Secara tidak sengaja pula di usia saya yang baru saja legal 21 tahun ini saya mendapatkan pendidikan seksual secara formal. Di perkuliahan semester enam silam, saya baru saja mengambil mata kuliah bernama Dinamika HAM dalam Hubungan Internasional. Dimana pada suatu hari, yang saya ingat sekali bertepatan dengan World Health Day 2017, perkuliahan membahas mengenai Sexual and Reproductive Health and Rights (SRHR). Sekali lagi, tajuk perkuliahan ini membahas mengenai hak asasi manusia atas seksual dan reproduksi, bukan mengenai pendidikan seksual, tapi cukup membuka mata saya akan pentingnya pembelajaran ini karena kata dosen saya, ‘basically we are human, and we cannot live without sex’.
Jadi sebenarnya, apa itu SRHR? SRHR atau Bahasa Indonesia nya Kesehatan dan Hak Seksual Reproduksi (KHSR) merupakan istilah yang diadopsi dalam International Conference on Population and Development (1994) dalam rangka meningkatkan taraf kehidupan individu dan meningkatkan penghormatan terhadap HAM setiap individu. Cakupannya terdiri atas empat hal; kesehatan seksual (sexual health), hak atas seksual (sexual rights), kesehatan reproduksi (reproductive health), dan hak atas reproduksi (reproductive rights).[1]
Melihat penjelasan dosen mengenai isu ini, saya menjadi khawatir karena penjaminan KHSR di Indonesia masih minim sekali,

  • Jaminan atas kebebasan memiliki orientasi seksual, belum ada landasan hukumnya.
  •  Perlindungan atas kekerasan seksual, hanya jika pasangan sudah berumahtangga.
  • Pengaduan atas KDRT, dianggap isu privat.
  • Akses layanan kesehatan, hanya diperkenalkan pada perempuan yang sudah menikah.
  •  Akses terhadap sexual necessities, harus membeli secara diam-diam.
  •  Pendidikan seksual, tidak ada dalam kurikulum sekolah.
  • Jaminan Hak Atas Tubuh, bagaimana dengan isu aborsi dan sunat perempuan?
  • Kebebasan melakukan hubungan seksual, hanya jika sudah menikah.
  • Hak untuk merencanakan keluarga, ‘kapan kawin?’ kata saudara.
  • Hak untuk merencanakan keturunan, dua anak lebih baik katanya.
  • Jaminan keselamatan dalam persalinan, hanya jika mampu membayar administrasi.
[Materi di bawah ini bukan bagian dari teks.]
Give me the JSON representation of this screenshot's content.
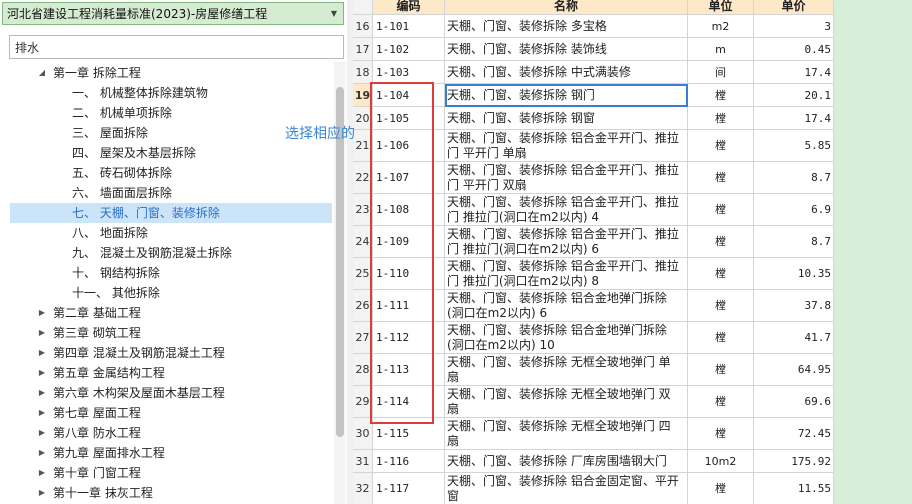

Saya beruntung sekali pada saat materi ini dijelaskan sedang tidak menggunakan jatah absen saya dalam perkuliahan. Meski hanya dua jam dalam satu sesi perkuliahan, pembelajaran ini membuat saya tau harus bagaimana merencanakan kehidupan saya bersama pasangan dan anak-anak jika berkeluarga nanti. Saya harap kamu yang membaca ini juga merasakan betapa pentingnya pendidikan seksual seperti saya. Karena organ reproduksimu, seksualitasmu, dan dirimu sendiri berhak hidup berdampingan satu sama lain dengan bermartabat.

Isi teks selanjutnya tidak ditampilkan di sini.